Dimuat di Harian Duta edisi Sabtu, 27 Januari 2018 |
Mencegah Korupsi Melalui Karya
Sastra
Oleh: Marzuki Wardi
Judul Buku : Lelucon Para Koruptor
Penulis : Agus Noor
Penerbit : Diva Press
Cetakan : Pertama, Desember 2017
Tebal : 272 Halaman
ISBN : 978-602-391-472-2
Ukuran : 14 x 20 cm
Ketika
orang-orang di dunia maya sibuk menghujat, merundung, mencaci maki para pelaku
korupsi (koruptor) kita belum lama ini, Agus Noor malah sebaliknya.
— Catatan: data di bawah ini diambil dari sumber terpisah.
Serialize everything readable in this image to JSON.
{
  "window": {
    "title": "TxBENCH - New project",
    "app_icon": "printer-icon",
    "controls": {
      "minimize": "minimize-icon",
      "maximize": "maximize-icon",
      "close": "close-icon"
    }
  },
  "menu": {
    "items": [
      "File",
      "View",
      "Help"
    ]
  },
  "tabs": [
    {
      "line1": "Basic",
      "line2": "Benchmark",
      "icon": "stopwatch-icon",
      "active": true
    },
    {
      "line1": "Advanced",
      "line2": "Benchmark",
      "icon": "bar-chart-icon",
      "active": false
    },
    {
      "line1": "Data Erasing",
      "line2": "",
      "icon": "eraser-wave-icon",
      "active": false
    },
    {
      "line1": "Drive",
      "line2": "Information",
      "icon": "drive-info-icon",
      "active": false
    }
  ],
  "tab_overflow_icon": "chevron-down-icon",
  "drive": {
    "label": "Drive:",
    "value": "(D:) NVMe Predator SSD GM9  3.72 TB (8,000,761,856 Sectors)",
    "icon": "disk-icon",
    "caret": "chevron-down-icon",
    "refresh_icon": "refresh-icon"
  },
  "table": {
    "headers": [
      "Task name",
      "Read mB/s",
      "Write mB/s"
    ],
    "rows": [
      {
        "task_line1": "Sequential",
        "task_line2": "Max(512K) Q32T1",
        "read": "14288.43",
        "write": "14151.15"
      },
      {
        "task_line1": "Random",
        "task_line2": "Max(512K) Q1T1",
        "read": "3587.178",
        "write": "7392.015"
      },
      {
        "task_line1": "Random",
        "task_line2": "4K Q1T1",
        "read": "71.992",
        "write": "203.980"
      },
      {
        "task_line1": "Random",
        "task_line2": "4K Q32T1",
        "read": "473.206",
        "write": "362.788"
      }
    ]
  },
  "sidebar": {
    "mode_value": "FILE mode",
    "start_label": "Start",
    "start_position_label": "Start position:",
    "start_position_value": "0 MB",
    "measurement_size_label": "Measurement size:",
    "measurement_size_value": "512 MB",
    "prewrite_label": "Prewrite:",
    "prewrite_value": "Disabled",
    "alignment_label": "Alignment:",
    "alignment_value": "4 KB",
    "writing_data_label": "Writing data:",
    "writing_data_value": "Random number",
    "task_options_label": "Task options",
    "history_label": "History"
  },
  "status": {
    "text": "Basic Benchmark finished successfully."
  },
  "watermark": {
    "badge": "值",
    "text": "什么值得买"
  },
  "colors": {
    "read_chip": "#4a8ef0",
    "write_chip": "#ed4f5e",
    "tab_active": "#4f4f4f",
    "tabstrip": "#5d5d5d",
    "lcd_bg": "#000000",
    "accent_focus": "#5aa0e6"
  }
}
Ia sibuk menghimpun
dan mengemas kata-katanya untuk (seolah) membela mereka melalui beberapa cerita
pendeknya. Sayangnya, pembelaan tersebut bukanlah pembelaan murni. Anda mungkin
pernah mendengar pepatah yang mengatakan “menjunjung seseorang dengan bambu
muda”, bukan? Itulah kiranya yang
dilakukan Agus Noor dalam buah pikiran terbarunya yang berjudul “Lelucon Para
Koruptor” ini. Apalah artinya dijunjung jika alat yang dipakai itu justru
mencelakai kita.
Sedikit
berbeda dengan Edy Mulyono. Dalam pengantarnya, ia menyebut dagelan, gojekan,
lelucon, yang diselipkan dalam setiap cerpen di buku ini adalah upaya mimikri dari seorang Agus Noor. Yakni
upaya penyesuaian diri dengan lingkungan atau keadaan untuk melindungi diri
dari bahaya.
Entah
apapun istilahnya. Yang pasti Agus Noor telah mampu menghadirkan bacaan menarik
yang dapat mengubah cerita menjadi ceria. Sehingga dua belas cerpen dalam buku
ini tak terasa dapat terselesaikan dalam (barangkali) waktu sekali duduk.
Pada
cerpen berjudul “Koruptor Kita Tercinta” (hal. 65), misalnya. Siapa kiranya
yang tak akan terhibur bahkan tertawa geli dengan ungkapan seperti ini?
“Para
koruptor itu tidak menyadari bahwa korupsi itu sebuah seni. Perlu imajinasi
seperti seorang seniman menghasilkan karya yang memesona. Korupsi itu seni
tingkat tinggi. Emm, seperti apa itu…eee…istilah dalam seni?” kata seorang
koruptor yang diwawancarai seorang wartawan (tokoh aku). Lalu, si wartawan
menjawab dengan datar, “Seni adiluhung.” Dan si koruptor menukas kembali, “Ya,
seni adiluhung. Korupsi itu perlu kehalusan budi. Dengan halus mengambil
sesuatu tanpa seorang pun tahu. Mencuri, tapi yang dicuri tak pernah merasa
kalau dirinya dicuri. Jadi, sekali lagi, korupsi itu seni…”
Lebih
kocak dan ironis lagi pada cerpen berjudul “Perihal Orang Miskin yang Bahagia”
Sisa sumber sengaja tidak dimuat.